The new cortex, or neocortex, is the evolutionarily youngest region of the cerebral cortex. It is isolated in all mammalian species, but it is in humans that the neocortex forms the main part of the cortex, even when compared with higher apes. It is this area of the brain that is responsible for such higher cognitive abilities as conscious thinking, speech, learning and reasoning ability.

It is believed that the increase in the volume of the cortex observed in humans is associated with a higher proliferative capacity (that is, the ability to multiply cells by division and subsequent tissue proliferation) of precursor cells of neurons in the cerebral cortex. And although the genes responsible for such increased proliferation have already, it would seem, been found in previous studies, their effect on the development of the brain of great apes has not yet been studied. 

This was noticed by a group of scientists from the Max Planck Institute of Molecular Cell Biology and Genetics (Germany) and decided to find out how the activity of a gene that increases the proliferation of neuronal precursors in humans will act in the brain of chimpanzees — a characteristic representative of great apes. An article with the results of the study was published in the journal EMBO Reports (Fischer et al., Human-specific ARHGAP11B ensures human-like basal progenitor levels in hominid cerebral organoids).

However, earlier studies on great apes were not conducted for a reason, because they are banned in Europe for ethical reasons.

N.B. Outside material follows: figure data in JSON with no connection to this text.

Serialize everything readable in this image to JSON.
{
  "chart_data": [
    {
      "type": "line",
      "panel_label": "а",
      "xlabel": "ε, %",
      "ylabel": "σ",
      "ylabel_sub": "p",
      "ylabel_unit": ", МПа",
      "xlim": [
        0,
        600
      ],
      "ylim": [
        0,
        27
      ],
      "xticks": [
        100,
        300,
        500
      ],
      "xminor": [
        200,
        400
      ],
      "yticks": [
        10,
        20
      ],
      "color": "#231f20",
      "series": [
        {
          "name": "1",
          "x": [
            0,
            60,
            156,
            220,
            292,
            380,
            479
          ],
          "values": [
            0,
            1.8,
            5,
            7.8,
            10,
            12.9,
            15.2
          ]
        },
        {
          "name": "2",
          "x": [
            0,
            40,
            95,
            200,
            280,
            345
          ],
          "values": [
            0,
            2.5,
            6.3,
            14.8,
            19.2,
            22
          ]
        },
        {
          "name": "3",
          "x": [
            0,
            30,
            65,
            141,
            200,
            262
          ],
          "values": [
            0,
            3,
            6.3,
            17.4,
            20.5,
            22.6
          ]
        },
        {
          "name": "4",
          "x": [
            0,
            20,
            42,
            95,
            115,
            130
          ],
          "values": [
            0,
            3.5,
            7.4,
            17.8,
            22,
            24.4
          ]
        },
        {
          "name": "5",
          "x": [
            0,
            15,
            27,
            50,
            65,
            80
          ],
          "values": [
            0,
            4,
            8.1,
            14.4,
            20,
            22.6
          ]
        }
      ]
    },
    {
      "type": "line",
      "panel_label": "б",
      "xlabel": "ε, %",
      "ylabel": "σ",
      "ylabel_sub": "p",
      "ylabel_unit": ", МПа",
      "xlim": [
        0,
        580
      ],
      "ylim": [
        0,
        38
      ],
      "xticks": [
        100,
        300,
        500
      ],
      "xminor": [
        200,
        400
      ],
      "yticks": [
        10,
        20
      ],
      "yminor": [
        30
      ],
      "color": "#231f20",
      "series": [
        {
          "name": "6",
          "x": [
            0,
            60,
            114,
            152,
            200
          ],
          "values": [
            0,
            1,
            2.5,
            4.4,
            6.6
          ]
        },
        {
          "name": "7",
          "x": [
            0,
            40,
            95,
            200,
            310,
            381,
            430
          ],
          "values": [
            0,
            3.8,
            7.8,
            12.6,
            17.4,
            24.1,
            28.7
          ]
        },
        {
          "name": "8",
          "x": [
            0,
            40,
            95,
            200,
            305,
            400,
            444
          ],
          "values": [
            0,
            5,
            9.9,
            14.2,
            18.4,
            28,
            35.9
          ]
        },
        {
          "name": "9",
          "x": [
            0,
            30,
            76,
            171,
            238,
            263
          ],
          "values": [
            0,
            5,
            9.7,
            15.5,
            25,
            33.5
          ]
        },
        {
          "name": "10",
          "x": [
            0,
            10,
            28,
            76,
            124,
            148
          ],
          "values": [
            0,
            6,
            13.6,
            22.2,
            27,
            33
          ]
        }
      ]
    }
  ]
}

The authors of the new work found a way out — they conducted experiments with so-called brain organoids. Organoids are model three-dimensional cellular structures with a diameter of several millimeters that can be grown from induced pluripotent stem cells (iPSCs) of chimpanzees or humans.

ISPC is obtained by reprogramming ordinary differentiated cells with an already given function so that they become stem cells again. Then almost any other cells can be obtained from them, including organoids that mimic brain tissue and even separately the cerebral cortex. Moreover, it was previously shown that studies on such organoids are identical to experiments on a real brain.

The scientists selected the previously known human-specific ARHGAP11B gene, active mainly in the precursor cells of neurons in the neocortex of the human fetus, and forced it to be expressed in the cells of the brain organoids of chimpanzees. This led to a doubling of the number of precursor neurons that play a key role in the expansion of the neocortex.

brain.jpg

The organoid of the chimpanzee brain is about 3 millimeters in size. Ordinary stem cells are colored red, stem cells that have received the ARHGAP11B gene are colored green.

On the other hand, by blocking the expression of this gene in human brain organoid cells, the researchers reduced the number of neocortex neuron precursors to the level of chimpanzees. Moreover, blocking the similar but not identical ARHGAP11A gene, which is much more common among many animal species, does not lead to such drastic changes.

It is assumed that the ARHGAP11B gene appeared as a result of partial duplication (doubling) of the ARHGAP11A gene about 5 million years ago and further mutation of this copy. Perhaps it was these mutations and the subsequent expression of ARHGAP11B that played a key role in increasing cognitive abilities and human evolution.